With their thoroughbred horses and hired help, the characters in The Last Summer of the Camperdowns don't necessarily sound appealing. In fact, from the eyes of 12-year-old Riddle, few of them are. But Elizabeth Kelly brings each character to life with such vivid language, it is almost possible to hear the tones of their voices and see the subtle shades of their hair.
"Dunhill cigarette in hand, her sixth finger, she straightened up and exhaled in my direction, a plume of silky smoke winding through her yellow hair like a gray ribbon. I breathed in deeply of her sophistication, imprinting forever that angular and archly feminine aesthetic native to her but elusive to me."
As the novel progresses, it becomes more clear that each character offers a different, sometimes evolving, element to the story. Michael Delvin, Greer and Camp's longtime friend, brings with him tension and stress, while horse trainer Gula serves as a source of more genuine fear. Those emotions are offset by the funny banter between snarky Greer and struggling Riddle, who endlessly seeks her mother's approval despite her best efforts to act otherwise.

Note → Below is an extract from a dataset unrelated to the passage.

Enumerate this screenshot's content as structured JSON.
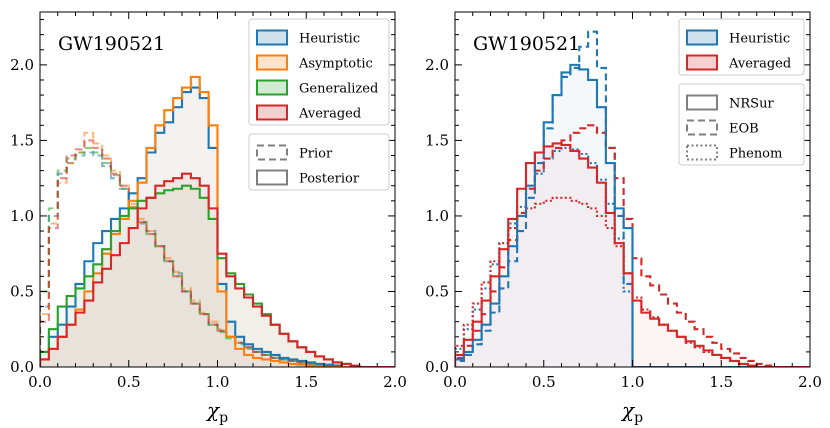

"Sometimes I think we only imagine ourselves. It's hard sometimes, coming face-to-face with your truer nature -- the part that you conceal, even from yourself."
At its core, The Last Summer of the Camperdowns is a novel of self-discovery, honesty and forgiveness. However, the path Elizabeth Kelly takes to the final reveal is fantastically developed and well written, combining bits of Gothic fiction with more modern American wit.